“Any advert in a public space that gives you no choice whether you see it or not is yours. It’s yours to take, re-arrange and re-use. You can do whatever you like with it. Asking for permission is like asking to keep a rock someone just threw at your head. You owe the companies nothing. Less than nothing, you especially don’t owe them any courtesy. They owe you. They have re-arranged the world to put themselves in front of you. They never asked for your permission, don’t even start asking for theirs.” – Banksy
Of course, Banksy was talking about street ads. But Internet ads are no different.
You should free to comment on ads in any way you wish. I use random emojis and insert the occasional quip on Instagram ads. I also call them out, such as when a marketing services firm used a Leonardo DiCaprio image from Wolf of Wall Street to promote themselves.
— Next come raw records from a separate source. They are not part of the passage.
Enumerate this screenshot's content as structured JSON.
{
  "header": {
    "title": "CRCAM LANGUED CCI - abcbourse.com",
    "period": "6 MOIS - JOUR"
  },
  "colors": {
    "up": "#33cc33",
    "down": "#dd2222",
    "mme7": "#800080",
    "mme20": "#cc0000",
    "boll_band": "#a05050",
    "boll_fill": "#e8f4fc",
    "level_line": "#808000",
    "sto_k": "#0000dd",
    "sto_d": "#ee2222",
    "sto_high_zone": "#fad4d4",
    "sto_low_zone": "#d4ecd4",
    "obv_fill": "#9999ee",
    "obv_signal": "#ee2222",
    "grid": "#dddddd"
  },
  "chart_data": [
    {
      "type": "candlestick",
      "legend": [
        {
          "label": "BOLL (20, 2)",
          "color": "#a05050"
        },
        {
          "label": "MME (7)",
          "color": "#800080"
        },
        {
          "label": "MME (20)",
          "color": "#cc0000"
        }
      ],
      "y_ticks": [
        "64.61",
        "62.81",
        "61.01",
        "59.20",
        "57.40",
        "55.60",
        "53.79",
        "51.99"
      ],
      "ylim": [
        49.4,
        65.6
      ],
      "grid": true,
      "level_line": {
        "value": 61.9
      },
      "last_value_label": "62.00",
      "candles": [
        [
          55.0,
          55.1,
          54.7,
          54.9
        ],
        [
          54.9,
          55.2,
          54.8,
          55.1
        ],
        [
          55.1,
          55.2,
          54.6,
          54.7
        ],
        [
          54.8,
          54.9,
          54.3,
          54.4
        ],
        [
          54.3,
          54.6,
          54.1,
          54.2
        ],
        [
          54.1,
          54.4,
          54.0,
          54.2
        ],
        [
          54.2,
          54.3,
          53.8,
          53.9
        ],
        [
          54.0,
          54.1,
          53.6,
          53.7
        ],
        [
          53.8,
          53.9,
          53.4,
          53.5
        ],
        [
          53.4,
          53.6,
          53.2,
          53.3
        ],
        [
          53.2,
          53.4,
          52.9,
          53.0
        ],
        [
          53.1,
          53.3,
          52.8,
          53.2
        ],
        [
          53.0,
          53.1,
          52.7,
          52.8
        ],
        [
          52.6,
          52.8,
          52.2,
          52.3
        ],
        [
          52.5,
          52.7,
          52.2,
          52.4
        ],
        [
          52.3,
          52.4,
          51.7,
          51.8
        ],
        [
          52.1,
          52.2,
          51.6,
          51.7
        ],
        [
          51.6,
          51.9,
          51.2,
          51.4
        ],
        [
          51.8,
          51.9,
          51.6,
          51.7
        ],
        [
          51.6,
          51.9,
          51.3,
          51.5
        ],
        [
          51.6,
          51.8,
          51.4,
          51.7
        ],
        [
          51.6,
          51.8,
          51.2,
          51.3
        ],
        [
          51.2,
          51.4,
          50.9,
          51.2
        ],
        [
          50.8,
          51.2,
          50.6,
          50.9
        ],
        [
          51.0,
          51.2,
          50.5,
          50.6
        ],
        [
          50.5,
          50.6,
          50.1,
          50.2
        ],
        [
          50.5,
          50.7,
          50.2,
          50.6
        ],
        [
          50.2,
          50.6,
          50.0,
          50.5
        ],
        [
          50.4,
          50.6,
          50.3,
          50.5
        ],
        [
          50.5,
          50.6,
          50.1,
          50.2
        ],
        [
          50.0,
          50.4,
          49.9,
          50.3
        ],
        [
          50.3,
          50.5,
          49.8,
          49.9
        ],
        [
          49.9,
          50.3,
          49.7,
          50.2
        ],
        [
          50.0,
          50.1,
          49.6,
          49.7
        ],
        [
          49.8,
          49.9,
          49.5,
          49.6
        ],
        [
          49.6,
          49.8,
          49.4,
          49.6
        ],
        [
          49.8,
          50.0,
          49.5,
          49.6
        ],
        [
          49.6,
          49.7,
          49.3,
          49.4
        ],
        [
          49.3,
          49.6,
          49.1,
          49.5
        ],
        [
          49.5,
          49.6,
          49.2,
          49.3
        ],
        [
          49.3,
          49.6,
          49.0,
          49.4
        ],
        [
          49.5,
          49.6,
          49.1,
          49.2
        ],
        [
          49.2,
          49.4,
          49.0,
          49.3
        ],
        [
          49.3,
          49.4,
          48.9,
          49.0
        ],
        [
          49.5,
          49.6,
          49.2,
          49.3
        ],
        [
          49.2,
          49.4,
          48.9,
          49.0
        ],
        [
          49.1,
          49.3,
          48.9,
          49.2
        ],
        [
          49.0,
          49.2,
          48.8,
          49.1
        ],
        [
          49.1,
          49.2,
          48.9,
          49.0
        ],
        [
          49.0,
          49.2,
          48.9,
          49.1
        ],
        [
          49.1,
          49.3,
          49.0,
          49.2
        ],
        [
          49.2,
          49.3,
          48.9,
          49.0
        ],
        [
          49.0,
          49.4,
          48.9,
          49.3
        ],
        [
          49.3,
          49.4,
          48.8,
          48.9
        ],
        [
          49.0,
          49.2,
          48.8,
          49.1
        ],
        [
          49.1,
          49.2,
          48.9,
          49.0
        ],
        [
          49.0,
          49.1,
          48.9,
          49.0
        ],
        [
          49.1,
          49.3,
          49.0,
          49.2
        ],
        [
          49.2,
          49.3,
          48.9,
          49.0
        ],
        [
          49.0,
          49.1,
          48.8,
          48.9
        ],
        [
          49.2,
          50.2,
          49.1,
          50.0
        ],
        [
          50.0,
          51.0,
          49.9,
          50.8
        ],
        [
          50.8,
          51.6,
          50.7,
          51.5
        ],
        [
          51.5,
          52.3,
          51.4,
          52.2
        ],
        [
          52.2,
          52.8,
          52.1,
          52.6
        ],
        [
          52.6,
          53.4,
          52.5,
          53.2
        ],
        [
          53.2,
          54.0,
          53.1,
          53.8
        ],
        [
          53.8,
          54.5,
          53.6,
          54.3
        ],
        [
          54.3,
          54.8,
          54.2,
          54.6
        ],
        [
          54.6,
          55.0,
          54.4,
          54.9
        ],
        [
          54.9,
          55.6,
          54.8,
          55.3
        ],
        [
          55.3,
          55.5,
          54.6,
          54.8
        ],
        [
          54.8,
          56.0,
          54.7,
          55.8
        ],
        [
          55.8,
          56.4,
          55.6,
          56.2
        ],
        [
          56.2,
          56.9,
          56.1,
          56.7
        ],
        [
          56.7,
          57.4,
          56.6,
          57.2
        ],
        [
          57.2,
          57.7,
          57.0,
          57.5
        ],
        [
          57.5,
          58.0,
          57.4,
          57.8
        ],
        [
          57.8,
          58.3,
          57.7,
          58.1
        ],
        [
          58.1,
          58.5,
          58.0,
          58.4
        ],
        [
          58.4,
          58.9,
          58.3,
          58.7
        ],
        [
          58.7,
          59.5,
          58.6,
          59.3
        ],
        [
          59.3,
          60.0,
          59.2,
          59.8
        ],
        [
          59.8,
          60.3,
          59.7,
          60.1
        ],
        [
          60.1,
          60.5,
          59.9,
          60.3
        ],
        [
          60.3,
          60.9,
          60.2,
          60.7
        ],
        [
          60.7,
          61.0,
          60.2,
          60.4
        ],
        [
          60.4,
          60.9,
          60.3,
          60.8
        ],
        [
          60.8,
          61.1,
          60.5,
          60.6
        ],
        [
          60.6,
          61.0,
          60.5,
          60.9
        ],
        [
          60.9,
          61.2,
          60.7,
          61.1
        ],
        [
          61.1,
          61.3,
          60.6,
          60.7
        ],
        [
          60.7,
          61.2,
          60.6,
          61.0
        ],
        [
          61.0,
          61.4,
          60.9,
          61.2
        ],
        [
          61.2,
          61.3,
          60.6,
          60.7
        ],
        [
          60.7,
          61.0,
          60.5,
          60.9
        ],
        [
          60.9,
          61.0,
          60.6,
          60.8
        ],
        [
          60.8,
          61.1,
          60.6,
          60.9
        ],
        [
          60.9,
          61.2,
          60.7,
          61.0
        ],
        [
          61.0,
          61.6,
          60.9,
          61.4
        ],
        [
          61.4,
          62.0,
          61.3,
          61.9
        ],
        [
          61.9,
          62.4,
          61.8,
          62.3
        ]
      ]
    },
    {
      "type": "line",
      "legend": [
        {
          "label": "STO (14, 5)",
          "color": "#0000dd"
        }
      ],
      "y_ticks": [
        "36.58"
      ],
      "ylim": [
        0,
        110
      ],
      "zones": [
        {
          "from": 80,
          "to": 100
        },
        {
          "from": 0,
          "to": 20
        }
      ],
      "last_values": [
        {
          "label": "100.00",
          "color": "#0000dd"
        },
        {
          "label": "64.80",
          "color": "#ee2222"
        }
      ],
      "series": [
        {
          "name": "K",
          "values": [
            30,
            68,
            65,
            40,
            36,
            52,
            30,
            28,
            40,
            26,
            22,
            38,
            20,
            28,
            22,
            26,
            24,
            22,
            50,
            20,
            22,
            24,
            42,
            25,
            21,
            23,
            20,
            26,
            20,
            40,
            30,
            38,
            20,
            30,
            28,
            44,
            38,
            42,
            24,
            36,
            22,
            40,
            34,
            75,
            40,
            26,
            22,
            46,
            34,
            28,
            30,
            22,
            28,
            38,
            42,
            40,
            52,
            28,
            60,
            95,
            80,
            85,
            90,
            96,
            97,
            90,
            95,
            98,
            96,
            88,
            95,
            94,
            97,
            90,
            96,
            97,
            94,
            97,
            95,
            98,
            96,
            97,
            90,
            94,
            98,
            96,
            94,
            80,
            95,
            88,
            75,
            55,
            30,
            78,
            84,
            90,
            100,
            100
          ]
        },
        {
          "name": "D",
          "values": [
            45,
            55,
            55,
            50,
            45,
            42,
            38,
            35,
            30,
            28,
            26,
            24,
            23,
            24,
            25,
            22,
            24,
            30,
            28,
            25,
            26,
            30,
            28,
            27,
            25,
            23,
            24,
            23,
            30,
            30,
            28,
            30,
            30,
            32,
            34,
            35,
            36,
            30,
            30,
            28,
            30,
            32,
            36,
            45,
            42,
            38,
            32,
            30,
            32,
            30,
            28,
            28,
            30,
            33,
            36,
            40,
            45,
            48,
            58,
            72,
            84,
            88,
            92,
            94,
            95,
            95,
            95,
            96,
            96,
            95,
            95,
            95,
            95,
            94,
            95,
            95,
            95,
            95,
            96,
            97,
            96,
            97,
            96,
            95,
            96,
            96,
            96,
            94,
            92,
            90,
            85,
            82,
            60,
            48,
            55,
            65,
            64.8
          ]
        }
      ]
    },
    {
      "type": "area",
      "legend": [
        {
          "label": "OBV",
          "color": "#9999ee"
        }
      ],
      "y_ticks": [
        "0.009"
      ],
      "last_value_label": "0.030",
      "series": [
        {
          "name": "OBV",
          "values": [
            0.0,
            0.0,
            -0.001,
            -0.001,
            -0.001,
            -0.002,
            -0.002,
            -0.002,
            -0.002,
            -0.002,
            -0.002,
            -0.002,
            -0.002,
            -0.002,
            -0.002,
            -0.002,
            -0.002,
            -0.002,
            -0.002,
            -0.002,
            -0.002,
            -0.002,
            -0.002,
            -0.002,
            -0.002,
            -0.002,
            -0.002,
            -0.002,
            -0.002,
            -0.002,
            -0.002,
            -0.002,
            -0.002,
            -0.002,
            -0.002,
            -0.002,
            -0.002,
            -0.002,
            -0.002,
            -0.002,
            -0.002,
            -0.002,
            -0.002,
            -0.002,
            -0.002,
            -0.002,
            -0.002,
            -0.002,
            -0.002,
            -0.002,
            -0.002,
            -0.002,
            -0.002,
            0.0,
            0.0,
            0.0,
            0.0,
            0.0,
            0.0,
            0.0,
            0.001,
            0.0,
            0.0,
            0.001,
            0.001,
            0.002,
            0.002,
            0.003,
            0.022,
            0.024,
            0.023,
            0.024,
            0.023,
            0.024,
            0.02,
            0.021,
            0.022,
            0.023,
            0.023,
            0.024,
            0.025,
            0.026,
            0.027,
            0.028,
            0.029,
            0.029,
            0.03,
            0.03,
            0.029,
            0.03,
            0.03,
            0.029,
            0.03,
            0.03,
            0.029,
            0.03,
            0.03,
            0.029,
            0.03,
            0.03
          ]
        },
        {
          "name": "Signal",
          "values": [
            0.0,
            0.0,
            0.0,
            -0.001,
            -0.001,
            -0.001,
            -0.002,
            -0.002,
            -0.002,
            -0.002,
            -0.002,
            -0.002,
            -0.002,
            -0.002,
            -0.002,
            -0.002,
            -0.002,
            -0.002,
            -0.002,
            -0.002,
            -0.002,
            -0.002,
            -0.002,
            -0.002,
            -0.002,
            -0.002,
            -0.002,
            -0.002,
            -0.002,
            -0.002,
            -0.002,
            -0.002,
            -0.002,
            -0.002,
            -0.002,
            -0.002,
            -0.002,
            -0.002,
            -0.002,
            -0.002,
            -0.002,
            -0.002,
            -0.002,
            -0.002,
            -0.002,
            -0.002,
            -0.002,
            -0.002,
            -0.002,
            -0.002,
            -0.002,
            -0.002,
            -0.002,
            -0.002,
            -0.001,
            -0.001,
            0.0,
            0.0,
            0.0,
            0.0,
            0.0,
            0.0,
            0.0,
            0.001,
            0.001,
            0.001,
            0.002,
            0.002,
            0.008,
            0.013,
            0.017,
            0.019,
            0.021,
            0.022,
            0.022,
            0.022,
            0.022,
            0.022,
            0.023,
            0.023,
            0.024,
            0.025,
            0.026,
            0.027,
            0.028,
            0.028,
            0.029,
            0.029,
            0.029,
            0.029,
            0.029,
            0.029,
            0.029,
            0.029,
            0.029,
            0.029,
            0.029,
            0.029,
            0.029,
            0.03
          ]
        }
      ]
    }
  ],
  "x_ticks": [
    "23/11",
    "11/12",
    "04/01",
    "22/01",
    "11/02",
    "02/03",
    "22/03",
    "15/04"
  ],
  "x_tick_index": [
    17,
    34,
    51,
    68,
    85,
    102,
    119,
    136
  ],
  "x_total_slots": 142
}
Does Instagram even have a creative review process? All it (re Facebook) wants to do is cut corners to make Wall Street happy.
Instagram is no longer an imaginary world.
All content is advertising. But inserting ads between beautiful images is a paradox. Instagram is exchanging art for commerce, treating its users as dupes.
But creators aren’t stupid. They know that they’re other ad-free places to show off their galleries. The VSCO Grid is one of them.
The wave of the future
The friendliest way to monetize content is subscriptions. YouTube announced an ad-free service this week. The Financial Times is still behind a paywall. Drip is a service that allows fans to subscribe to music catalogs. I can’t wait to pay SoundCloud’s monthly fee for an ad-free experience.
No one wants or likes ads. They ruin experiences. What I love about watching soccer is that there aren’t any commercial breaks. Watching an NFL game, on the other hand, is a sequence of ad, replay, ad, and more ads.
The Internet should be ad-free. Fans have shown that they are willing to pay with their wallets, exchanging money for a cleaner experience. We don’t another 50 years of traditional advertising.